"ABD, Suudi rejimine, 'Bizim sayemizde paçayı kurtardınız' diyerek 100 milyar dolarlık fatura kesecek"

"ABD, Suudi rejimine, 'Bizim sayemizde paçayı kurtardınız' diyerek 100 milyar dolarlık fatura kesecek"

Suudi Gazeteci Cemal Kaşıkçı'nın İstanbul'daki Suudi Başkonsolosluğa girip ortadan kaybolmasının üzerinden iki haftadan fazla geçti. Kaşıkçı olayıyla ilgili olarak herhangi bir devlet Suudi Arabistan'a bir yaptırım uygulamadı. Posta Yazarı Hakan Çelik, Suudi'lere yaptırım uygulanmamasını ''Uluslararası güçlerin para ve petrol önünde nasıl boyun eğdiklerinin bir kanıtı'' olarak değelendirdi. ABD'nin kapalı kapılar ardında Suudi rejimine "Yine bizim sayemizde paçayı kurtardınız, şimdi eli cebe atma zamanı" diyeceğini söyleyen Çelik, "100 milyar dolardan aşağı olmayan yeni bir faturayı masaya koyacağını" iddia etti. 

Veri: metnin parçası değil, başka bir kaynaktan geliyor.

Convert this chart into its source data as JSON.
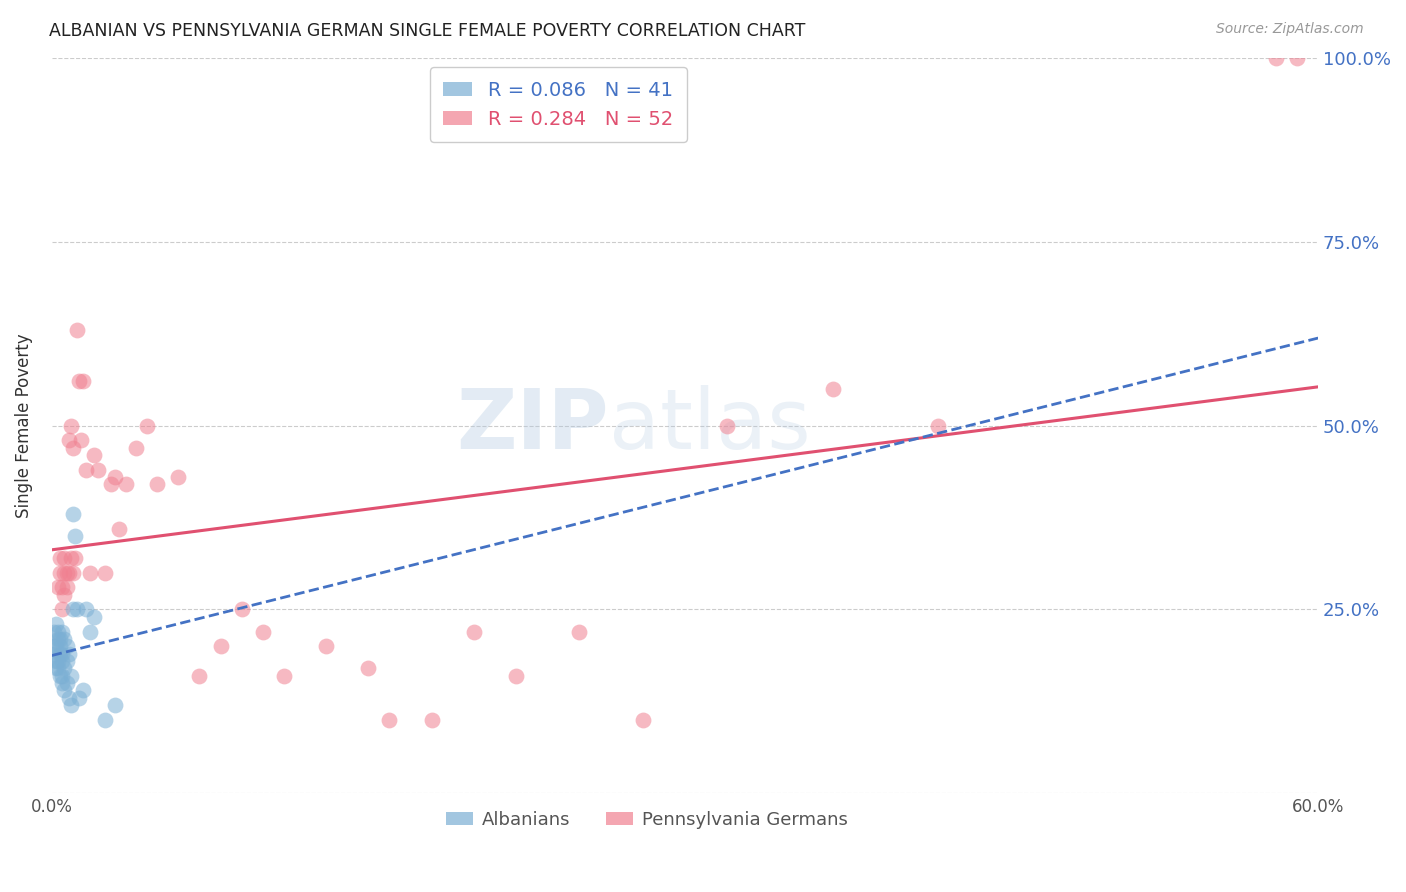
{
  "title": "ALBANIAN VS PENNSYLVANIA GERMAN SINGLE FEMALE POVERTY CORRELATION CHART",
  "source": "Source: ZipAtlas.com",
  "ylabel": "Single Female Poverty",
  "xlim": [
    0.0,
    0.6
  ],
  "ylim": [
    0.0,
    1.0
  ],
  "watermark_zip": "ZIP",
  "watermark_atlas": "atlas",
  "albanian_color": "#7bafd4",
  "penn_german_color": "#f08090",
  "albanian_line_color": "#4472c4",
  "penn_german_line_color": "#e05070",
  "albanian_R": 0.086,
  "albanian_N": 41,
  "penn_german_R": 0.284,
  "penn_german_N": 52,
  "albanian_x": [
    0.001,
    0.001,
    0.001,
    0.002,
    0.002,
    0.002,
    0.002,
    0.003,
    0.003,
    0.003,
    0.003,
    0.004,
    0.004,
    0.004,
    0.004,
    0.005,
    0.005,
    0.005,
    0.005,
    0.005,
    0.006,
    0.006,
    0.006,
    0.007,
    0.007,
    0.007,
    0.008,
    0.008,
    0.009,
    0.009,
    0.01,
    0.01,
    0.011,
    0.012,
    0.013,
    0.015,
    0.016,
    0.018,
    0.02,
    0.025,
    0.03
  ],
  "albanian_y": [
    0.19,
    0.2,
    0.22,
    0.17,
    0.18,
    0.2,
    0.23,
    0.17,
    0.21,
    0.18,
    0.22,
    0.16,
    0.19,
    0.2,
    0.21,
    0.15,
    0.16,
    0.18,
    0.19,
    0.22,
    0.14,
    0.17,
    0.21,
    0.15,
    0.18,
    0.2,
    0.13,
    0.19,
    0.12,
    0.16,
    0.25,
    0.38,
    0.35,
    0.25,
    0.13,
    0.14,
    0.25,
    0.22,
    0.24,
    0.1,
    0.12
  ],
  "penn_german_x": [
    0.003,
    0.004,
    0.004,
    0.005,
    0.005,
    0.006,
    0.006,
    0.006,
    0.007,
    0.007,
    0.008,
    0.008,
    0.009,
    0.009,
    0.01,
    0.01,
    0.011,
    0.012,
    0.013,
    0.014,
    0.015,
    0.016,
    0.018,
    0.02,
    0.022,
    0.025,
    0.028,
    0.03,
    0.032,
    0.035,
    0.04,
    0.045,
    0.05,
    0.06,
    0.07,
    0.08,
    0.09,
    0.1,
    0.11,
    0.13,
    0.15,
    0.16,
    0.18,
    0.2,
    0.22,
    0.25,
    0.28,
    0.32,
    0.37,
    0.42,
    0.58,
    0.59
  ],
  "penn_german_y": [
    0.28,
    0.3,
    0.32,
    0.25,
    0.28,
    0.3,
    0.27,
    0.32,
    0.28,
    0.3,
    0.48,
    0.3,
    0.5,
    0.32,
    0.47,
    0.3,
    0.32,
    0.63,
    0.56,
    0.48,
    0.56,
    0.44,
    0.3,
    0.46,
    0.44,
    0.3,
    0.42,
    0.43,
    0.36,
    0.42,
    0.47,
    0.5,
    0.42,
    0.43,
    0.16,
    0.2,
    0.25,
    0.22,
    0.16,
    0.2,
    0.17,
    0.1,
    0.1,
    0.22,
    0.16,
    0.22,
    0.1,
    0.5,
    0.55,
    0.5,
    1.0,
    1.0
  ]
}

Çelik'in ''Başka bir ülke olsaydı''(18 Ekim 2018) başlıklı yazısı şöyle:

''Suudi asıllı gazetecinin İstanbul’da başına gelenler konusunda dünya kamuoyunun gösterdiği sessizlik, uluslararası güçlerin para ve petrol önünde nasıl boyun eğdiklerinin bir kanıtıdır.

Söz konusu Suudi Arabistan gibi zengin ve güçlü bir ülke olunca herkes uzaktan izleme konumuna geçiyor. Suudi Arabistan, insan haklarını en ağır şekilde ihlal ediyor olmasına karşın bugüne kadar hiçbir ciddi yaptırımla karşılaşmadı. Riyad yönetiminin ülke içinde ve dışında yaptığı operasyonlarda öldürülen veya ortadan kaybolan insanlarla ilgili bir takip işlemi başlatılmadı.

O kadar ki Amerika Birleşik Devletleri tarihinin en ağır terör saldırısı olarak kayda geçen 11 Eylül hadisesinin arkasında bir şekilde Suudların olduğuna dair güçlü kuşkular dile getirilmesine rağmen hiç bir şey yapılmadı. Amerikan Kongresi’ne getirilen soruşturma talepleri ve ambargo tasarıları bir şekilde askıya alındı.

ABD Başkanı Trump’ın, Suudi gazeteci Cemal Kaşıkçı’nın bazı serseriler tarafından öldürülmüş olabileceğini söylemesi bile Beyaz Saray’ın Riyad rejimini aklamaya ne denli istekli olduğunu ortaya koydu. “Koskoca ülkenin diplomatik temsilciliğinde serserilerin ne işi olabilir?” diye sorulmuyor bile.

Nitekim Trump, apar topar Dışişleri Bakanı Mike Pompeo’yu bu konuyu görüşmek üzere Riyad’a gönderdi. Pompeo, Suudi Veliaht Prensi’yle kameralara poz verirken şakalar ve espriler havalarda uçuşuyordu.

Bir gazetecinin katledildiğine dair ortada çok ciddi kanıtlar varken ABD Dışişleri Bakanı olayın muhatabı olan bir yönetimle nasıl böyle bir yakınlık içine girebilir?

Benzer ikiyüzlü tutumu Avrupa için de görüyorum. Avrupa Birliği’nin büyük başkentlerinden şu ana kadar dişe dokunur bir açıklama gelmedi. Avrupa’daki tonla gazeteci örgütünden de…

Dünyada herhangi bir yönetim bu denli korkunç bir cinayetle suçlanıyor olsaydı durum böyle mi olurdu? Şu ana kadar yaptırım listeleri açıklanmıştı.

Gazetecinin katledildiğine dair resmî açıklamanın duyurulmasından sonra muhtemelen bir tiyatro daha izleyeceğiz. Önce, cinayet birilerinin üzerine yıkılacak ve Riyad yönetimi bu işten sıyrılmaya çalışacak. Ardından bir iki başkentten kınama vb. türünde mesajlar duyacağız.

ABD ise kapalı kapılar ardında Suudi rejimine “Yine bizim sayemizde paçayı kurtardınız, şimdi eli cebe atma zamanı” diyerek 100 milyar dolardan aşağı olmayan yeni bir faturayı masaya koyacak!